Now I’m a third-year emergency medicine resident in Detroit, Michigan. I have had excellent training, and learned to work in a resource-limited setting in my own country, as well as abroad. I’ve recently returned to Haiti, where I had the great privilege of taking a multi-disciplinary team of pediatric, emergency, and internal medicine physicians, emergency nursing, and pharmacy staff. I partnered with the same group I worked closely with in medical school. They allowed me to use their clinic in Jerusalem, a mountainside community that was built after the earthquake. We planned for 60 patients a day, but that number soon rose over 100 as adults and children lined up to be seen. I had the consulting power of medicine and pediatrics on my side, and I am gaining the skills of the physicians I admired in the Congo. I felt ready. A patient arrived in hypertensive emergency, so I placed an IV and started medications. An elderly woman had dislocated her shoulder a week prior; we rigged up some cloth and some rocks and let the weight slowly pull the joint back into place. I had etomidate if I needed it for sedation.
A young man with necrotizing fasciitis of his finger refused amputation. He received antibiotics and left. Sadly, I never heard back from him and I expect the worst. A woman who was 26 weeks pregnant arrived hypotensive, febrile, and had started bleeding. I didn’t have an ultrasound machine with me, so we gave IV fluids and antibiotics and sent her to a hospital. She couldn’t pay and wasn’t seen. A man came in with a knee effusion, which a local practitioner had attempted to treat with leeches. We drained the fluid so he could walk and work again. A man had an angiosarcoma growing out of his eye for so long that it covered half of his face. We removed it so that he could eat.
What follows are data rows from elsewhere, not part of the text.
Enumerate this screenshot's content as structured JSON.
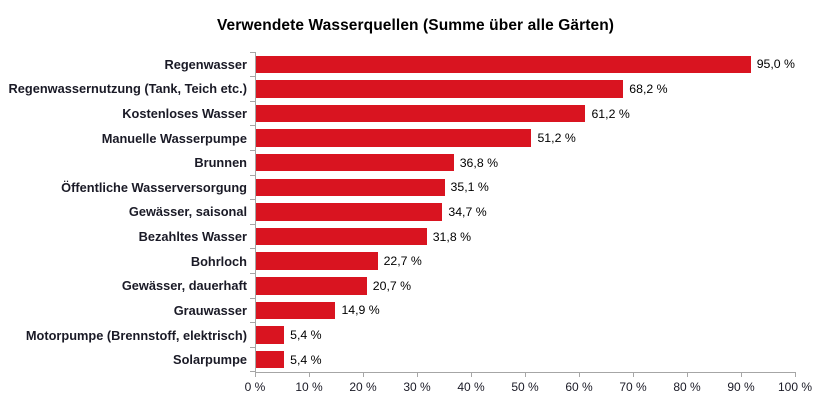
{
  "chart_data": {
    "type": "bar",
    "orientation": "horizontal",
    "title": "Verwendete Wasserquellen (Summe über alle Gärten)",
    "categories": [
      "Regenwasser",
      "Regenwassernutzung (Tank, Teich etc.)",
      "Kostenloses Wasser",
      "Manuelle Wasserpumpe",
      "Brunnen",
      "Öffentliche Wasserversorgung",
      "Gewässer, saisonal",
      "Bezahltes Wasser",
      "Bohrloch",
      "Gewässer, dauerhaft",
      "Grauwasser",
      "Motorpumpe (Brennstoff, elektrisch)",
      "Solarpumpe"
    ],
    "values": [
      95.0,
      68.2,
      61.2,
      51.2,
      36.8,
      35.1,
      34.7,
      31.8,
      22.7,
      20.7,
      14.9,
      5.4,
      5.4
    ],
    "value_labels": [
      "95,0 %",
      "68,2 %",
      "61,2 %",
      "51,2 %",
      "36,8 %",
      "35,1 %",
      "34,7 %",
      "31,8 %",
      "22,7 %",
      "20,7 %",
      "14,9 %",
      "5,4 %",
      "5,4 %"
    ],
    "xlabel": "",
    "ylabel": "",
    "xlim": [
      0,
      100
    ],
    "x_tick_values": [
      0,
      10,
      20,
      30,
      40,
      50,
      60,
      70,
      80,
      90,
      100
    ],
    "x_tick_labels": [
      "0 %",
      "10 %",
      "20 %",
      "30 %",
      "40 %",
      "50 %",
      "60 %",
      "70 %",
      "80 %",
      "90 %",
      "100 %"
    ],
    "grid": false,
    "legend": false,
    "colors": {
      "bar": "#d91420",
      "axis": "#a6a6a6",
      "category_label": "#1a1a26",
      "value_label": "#000000",
      "tick_label": "#1a1a26",
      "title": "#000000",
      "background": "#ffffff"
    }
  }
}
This is the reality of global health in this community and many others around the world. Though we have small victories, though the needs fade from the public eye, the disasters continue. These are not problems that can be fixed or solutions that can be finished so easily. However, as emergency physicians we have a vast arsenal at our disposal: broad medical knowledge, procedural skills, ultrasound, disaster response training, and public health. We are uniquely suited to make ripples.